Differential Diagnosis
- Single most likely diagnosis
- Atherosclerosis: Given the patient's history of bilateral femur avascular necrosis (AVN) and now presenting with left subclavian artery thrombosis and symptoms suggestive of posterior circulation stroke, atherosclerosis is a strong consideration. The history of AVN could be related to long-standing steroid use or other risk factors that also predispose to atherosclerosis.
- Other Likely diagnoses
- Hypercoagulable state: Conditions such as Factor V Leiden, antithrombin III deficiency, or protein C/S deficiency could lead to recurrent thrombotic events, including the AVN and the current subclavian artery thrombosis.
- Vasculitis (e.g., Takayasu arteritis): Although less common, vasculitis could explain both the AVN (through vascular inflammation) and the subclavian artery thrombosis, especially if there's a history of systemic symptoms or other vascular involvement.
- Paroxysmal Nocturnal Hemoglobinuria (PNH): A rare cause of thrombosis, PNH could potentially explain the AVN and the arterial thrombosis, though it would be less likely without other supporting evidence like hemolytic anemia.
- Do Not Miss diagnoses
- Thromboembolic disease (e.g., paradoxical embolism): Given the patient's presentation with stroke and limb ischemia, it's crucial to consider sources of embolism, including cardiac (e.g., atrial fibrillation) or paradoxical embolism through a patent foramen ovale.
- Aortic dissection: Although the primary complaint involves the subclavian artery, aortic dissection could lead to similar symptoms, including limb ischemia and stroke, and is a medical emergency.
- Fibromuscular dysplasia: A condition affecting medium and large arteries, it could lead to thrombosis and ischemic events, including stroke.
- Rare diagnoses
- Ehlers-Danlos syndrome: A genetic disorder affecting connective tissue, it could potentially lead to vascular complications, including aneurysms and thrombosis, though it's much less common.

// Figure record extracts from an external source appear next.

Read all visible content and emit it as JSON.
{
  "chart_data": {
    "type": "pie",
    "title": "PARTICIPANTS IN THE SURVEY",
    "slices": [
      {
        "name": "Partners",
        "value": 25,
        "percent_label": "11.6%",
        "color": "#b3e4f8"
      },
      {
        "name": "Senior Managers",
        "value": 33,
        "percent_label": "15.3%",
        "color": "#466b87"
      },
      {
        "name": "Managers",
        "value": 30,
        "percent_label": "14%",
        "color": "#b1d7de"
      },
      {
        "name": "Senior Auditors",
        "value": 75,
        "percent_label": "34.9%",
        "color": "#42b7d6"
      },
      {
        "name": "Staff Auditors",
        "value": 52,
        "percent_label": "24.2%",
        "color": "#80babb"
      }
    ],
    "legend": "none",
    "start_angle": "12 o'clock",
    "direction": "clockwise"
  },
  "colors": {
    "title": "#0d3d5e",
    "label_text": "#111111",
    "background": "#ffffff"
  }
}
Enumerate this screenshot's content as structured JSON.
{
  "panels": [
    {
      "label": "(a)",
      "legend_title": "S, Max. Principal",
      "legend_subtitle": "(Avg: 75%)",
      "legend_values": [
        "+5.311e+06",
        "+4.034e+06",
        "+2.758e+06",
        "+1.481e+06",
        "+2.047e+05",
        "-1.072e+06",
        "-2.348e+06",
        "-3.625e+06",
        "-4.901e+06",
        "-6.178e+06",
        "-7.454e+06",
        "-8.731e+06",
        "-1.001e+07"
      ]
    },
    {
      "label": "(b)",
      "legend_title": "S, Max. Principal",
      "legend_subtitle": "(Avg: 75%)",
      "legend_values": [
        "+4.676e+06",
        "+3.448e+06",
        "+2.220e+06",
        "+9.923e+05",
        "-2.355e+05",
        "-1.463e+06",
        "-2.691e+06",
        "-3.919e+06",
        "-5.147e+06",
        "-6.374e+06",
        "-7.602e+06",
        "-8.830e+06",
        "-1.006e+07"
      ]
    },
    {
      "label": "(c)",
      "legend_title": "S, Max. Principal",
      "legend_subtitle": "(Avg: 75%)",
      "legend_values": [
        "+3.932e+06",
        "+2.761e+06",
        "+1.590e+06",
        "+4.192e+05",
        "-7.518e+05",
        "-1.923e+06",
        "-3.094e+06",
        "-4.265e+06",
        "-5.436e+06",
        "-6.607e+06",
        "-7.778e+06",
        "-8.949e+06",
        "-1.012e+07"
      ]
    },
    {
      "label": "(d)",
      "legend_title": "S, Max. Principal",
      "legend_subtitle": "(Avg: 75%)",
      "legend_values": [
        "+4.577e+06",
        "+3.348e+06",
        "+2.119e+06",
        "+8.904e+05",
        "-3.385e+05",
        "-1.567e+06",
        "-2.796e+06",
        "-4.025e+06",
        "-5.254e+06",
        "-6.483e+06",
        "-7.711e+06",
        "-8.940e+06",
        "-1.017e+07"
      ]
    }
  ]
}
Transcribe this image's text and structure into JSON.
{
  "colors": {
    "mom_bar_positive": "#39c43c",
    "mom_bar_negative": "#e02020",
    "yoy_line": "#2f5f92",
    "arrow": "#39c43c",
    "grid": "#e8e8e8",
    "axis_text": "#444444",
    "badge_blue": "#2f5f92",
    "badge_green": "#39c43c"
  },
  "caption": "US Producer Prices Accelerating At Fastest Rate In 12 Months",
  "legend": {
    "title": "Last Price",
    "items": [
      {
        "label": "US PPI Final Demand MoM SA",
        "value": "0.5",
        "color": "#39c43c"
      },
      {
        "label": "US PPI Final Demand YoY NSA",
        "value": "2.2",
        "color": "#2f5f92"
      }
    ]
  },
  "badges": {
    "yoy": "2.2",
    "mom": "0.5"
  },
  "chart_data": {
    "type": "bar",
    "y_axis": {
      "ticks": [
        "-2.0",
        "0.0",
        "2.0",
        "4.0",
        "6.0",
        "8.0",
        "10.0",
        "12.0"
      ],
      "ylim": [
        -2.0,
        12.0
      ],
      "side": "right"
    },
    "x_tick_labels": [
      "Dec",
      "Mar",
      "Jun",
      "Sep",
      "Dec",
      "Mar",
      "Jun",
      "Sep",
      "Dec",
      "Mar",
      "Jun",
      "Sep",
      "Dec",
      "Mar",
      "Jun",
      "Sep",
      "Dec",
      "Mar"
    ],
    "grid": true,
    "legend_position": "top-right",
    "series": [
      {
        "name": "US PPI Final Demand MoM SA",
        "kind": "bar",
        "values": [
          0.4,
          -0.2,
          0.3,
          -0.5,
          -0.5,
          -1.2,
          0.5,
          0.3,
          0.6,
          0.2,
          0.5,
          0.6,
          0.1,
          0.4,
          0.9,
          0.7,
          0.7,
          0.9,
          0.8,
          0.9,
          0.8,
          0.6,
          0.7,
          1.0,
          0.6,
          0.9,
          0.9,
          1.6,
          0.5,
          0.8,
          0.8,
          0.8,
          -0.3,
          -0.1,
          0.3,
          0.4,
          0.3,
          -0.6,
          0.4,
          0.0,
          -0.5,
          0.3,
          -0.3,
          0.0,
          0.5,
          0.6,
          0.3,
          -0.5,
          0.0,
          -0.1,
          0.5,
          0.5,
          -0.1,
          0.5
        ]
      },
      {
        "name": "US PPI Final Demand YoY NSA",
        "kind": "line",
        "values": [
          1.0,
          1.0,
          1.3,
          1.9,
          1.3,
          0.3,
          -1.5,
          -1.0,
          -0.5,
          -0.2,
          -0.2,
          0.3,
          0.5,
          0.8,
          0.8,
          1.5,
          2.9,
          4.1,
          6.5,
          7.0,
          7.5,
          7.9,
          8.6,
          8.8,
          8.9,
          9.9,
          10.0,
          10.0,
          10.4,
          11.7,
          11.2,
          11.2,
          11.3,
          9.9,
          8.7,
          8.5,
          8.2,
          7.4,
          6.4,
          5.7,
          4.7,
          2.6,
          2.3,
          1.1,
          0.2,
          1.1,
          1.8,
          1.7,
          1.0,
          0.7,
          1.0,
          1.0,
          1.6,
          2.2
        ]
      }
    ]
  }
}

- Homocystinuria: A genetic disorder leading to elevated homocysteine levels, which is a risk factor for thrombosis and could potentially explain the patient's presentation, though it's rare and typically presents with other systemic manifestations.
- Antiphospholipid syndrome: An autoimmune disorder that increases the risk of thrombosis, it could be a consideration, especially if there's a history of recurrent thrombotic events or other autoimmune symptoms.